Carry on past the farm and cross the road along to Coppy Nook Lane. About 300 metres along turn left down the track to a gate. Continue downhill and after 200 metres bear right at the fork. Immediately before the renovated farmhouse turn sharp left and over a wooden stile. Go through a gate stile and down hundreds of causey stones. Turn left before the field corner, ignoring footpath signs 10 metres further along. Proceed along the causey stones down to a sunken double walled lane. Turn right past a farmhouse and left down to the main road to Cragg Vale. Known as Cragg this secluded village providing a haven for off comers and home workers escaping the rat race. The site of a royal hunting ground where boars, stags and wolves provided pleasure in this Norman deer park. Cragg is famous for the Cragg Coiners, counterfeiters led by King David Hartley. The Turvin gang with connivance of local publicans and collusion of local constabulary came close to wrecking the legitimate economy. King David was hanged in 1770 in York for his crimes. The body of his accomplice, Robert Thomas, was hung on the gibbet on Beacon Hill above Halifax. Desecrated for over eight years his rotting flesh served as a macabre warning. In all this time no righteous Christian person rescued decaying Robert and rested him in his own private plot. Church goers would have passed this way over many years. Let us pray for the destitute who got caught.

Alongside the coiners the mills round here were no place for any decent humans. A murderous factory system where children died of toil and harsh treatment at the hands of millionaires amassing their wealth and fortune. The coiners reward for challenging poverty and exchange value was a ruthless execution. Their executioners have no obituary. Governments print money for fun. There are still groups of forgers circulating millions of counterfeit notes. King David’s namesake and copier John Hartley is now being punished at her Majesty’s pleasure.

For the link path to Mytholmroyd you need to cross the road and proceed sharp left. We follow the footpath sign to St John’s Church down Church Bank. An impressive and sombre stone monument to John the Baptist awaits you. Follow the footpath sign and turn right alongside the Hinchcliffe Pub where you can stop to admire their cuisine, coiners memorabilia and exotic collection of hats. It is here where you can experience yard of ale contests. Continue through the woods, over a bridge to a road leading to the main road into Mytholmroyd. A town proud of its coiners heritage, a settlement of antiquity and boyhood home of poet Ted Hughes.

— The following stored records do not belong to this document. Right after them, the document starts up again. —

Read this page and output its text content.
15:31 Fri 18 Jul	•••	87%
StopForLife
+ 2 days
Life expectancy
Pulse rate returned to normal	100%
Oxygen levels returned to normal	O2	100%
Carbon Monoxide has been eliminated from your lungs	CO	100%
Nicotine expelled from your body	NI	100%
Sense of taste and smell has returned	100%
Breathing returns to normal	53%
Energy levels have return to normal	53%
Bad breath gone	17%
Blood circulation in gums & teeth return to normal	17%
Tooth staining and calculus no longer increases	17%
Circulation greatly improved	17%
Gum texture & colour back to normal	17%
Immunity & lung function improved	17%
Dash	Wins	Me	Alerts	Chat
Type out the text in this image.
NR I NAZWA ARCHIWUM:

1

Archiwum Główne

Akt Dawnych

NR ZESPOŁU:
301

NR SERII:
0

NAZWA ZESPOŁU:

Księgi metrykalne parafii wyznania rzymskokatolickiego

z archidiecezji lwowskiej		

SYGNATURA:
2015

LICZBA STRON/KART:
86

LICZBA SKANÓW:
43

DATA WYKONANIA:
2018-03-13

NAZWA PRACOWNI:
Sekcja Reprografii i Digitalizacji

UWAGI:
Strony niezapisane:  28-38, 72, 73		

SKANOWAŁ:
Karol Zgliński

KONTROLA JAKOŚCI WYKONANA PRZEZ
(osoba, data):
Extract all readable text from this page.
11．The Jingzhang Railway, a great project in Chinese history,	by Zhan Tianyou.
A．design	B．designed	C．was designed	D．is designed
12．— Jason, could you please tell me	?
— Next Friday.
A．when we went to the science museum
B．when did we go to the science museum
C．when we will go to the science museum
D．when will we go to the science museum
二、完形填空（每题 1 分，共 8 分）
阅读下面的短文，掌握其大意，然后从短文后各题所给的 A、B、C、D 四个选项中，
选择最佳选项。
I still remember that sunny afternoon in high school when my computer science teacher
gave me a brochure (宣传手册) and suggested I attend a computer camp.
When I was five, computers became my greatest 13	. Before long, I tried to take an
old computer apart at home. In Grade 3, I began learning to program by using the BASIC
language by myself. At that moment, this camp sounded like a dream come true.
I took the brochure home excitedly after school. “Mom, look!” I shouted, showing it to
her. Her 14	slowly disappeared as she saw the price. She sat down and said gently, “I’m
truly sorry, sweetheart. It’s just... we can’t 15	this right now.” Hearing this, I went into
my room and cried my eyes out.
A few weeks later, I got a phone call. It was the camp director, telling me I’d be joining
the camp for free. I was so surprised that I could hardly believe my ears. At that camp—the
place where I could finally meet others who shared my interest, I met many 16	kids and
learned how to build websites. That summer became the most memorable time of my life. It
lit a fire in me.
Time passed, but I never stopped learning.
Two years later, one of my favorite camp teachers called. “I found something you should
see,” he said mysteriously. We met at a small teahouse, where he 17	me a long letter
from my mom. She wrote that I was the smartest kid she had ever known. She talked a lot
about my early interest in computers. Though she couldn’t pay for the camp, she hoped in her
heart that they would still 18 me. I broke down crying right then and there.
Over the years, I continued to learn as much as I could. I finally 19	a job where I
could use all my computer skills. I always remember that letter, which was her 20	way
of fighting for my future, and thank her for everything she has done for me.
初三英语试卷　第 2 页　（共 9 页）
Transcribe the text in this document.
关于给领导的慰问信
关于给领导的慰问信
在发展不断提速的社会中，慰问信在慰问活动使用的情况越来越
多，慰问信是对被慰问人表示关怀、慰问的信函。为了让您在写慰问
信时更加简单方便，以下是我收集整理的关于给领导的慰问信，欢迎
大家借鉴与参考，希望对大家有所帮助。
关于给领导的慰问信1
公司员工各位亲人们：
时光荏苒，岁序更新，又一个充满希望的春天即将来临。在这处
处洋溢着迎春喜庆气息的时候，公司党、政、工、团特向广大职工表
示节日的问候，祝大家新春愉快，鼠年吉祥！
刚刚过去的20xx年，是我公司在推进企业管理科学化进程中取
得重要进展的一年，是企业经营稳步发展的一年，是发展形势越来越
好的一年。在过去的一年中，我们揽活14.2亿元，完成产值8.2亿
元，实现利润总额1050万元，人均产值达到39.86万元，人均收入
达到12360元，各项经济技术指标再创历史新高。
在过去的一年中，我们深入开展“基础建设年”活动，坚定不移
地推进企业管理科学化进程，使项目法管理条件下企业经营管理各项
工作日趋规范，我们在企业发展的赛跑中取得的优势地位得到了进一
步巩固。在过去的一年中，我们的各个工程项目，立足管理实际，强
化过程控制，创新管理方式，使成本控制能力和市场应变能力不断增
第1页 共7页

Regular buses shift along the valley to Halifax. From a trance of tranquillity absorbed in a reverie of solitude, nature and historical reminisce to the intervention of contemporary reality. Hordes of passengers wait for delayed buses. Rumours are rife the North Bridge is closed by a road traffic accident, bungee jumper or suicide leapers. After waiting nearly an hour and no signs of buses we decide to traipse to the train station to pick up the Manchester to Bradford train. Trains delayed and cancelled. Eventually hopped onto a late train. Sat at a table opposite a loud, drunk 59 year old man celebrating his birthday. The table is sloshing and dripping with spilt cheap cider. As I mop and soak up the wash he offers me a job as his cleaner. I could do it and I’d be cheap. Disinhibited, he entertains the carriage. He has come along the line from Todmorden which he defines as sheepshaggers country. He is on his way to Bradford for his birthday where he is sure to find some big titted women. Arriving at the Interchange he wallowed in alarming passengers with his fearsome bellowing. It has taken 3 hours to return home on public transport. All in a day’s journey from peaceful serenity to chaotic commute with the masses.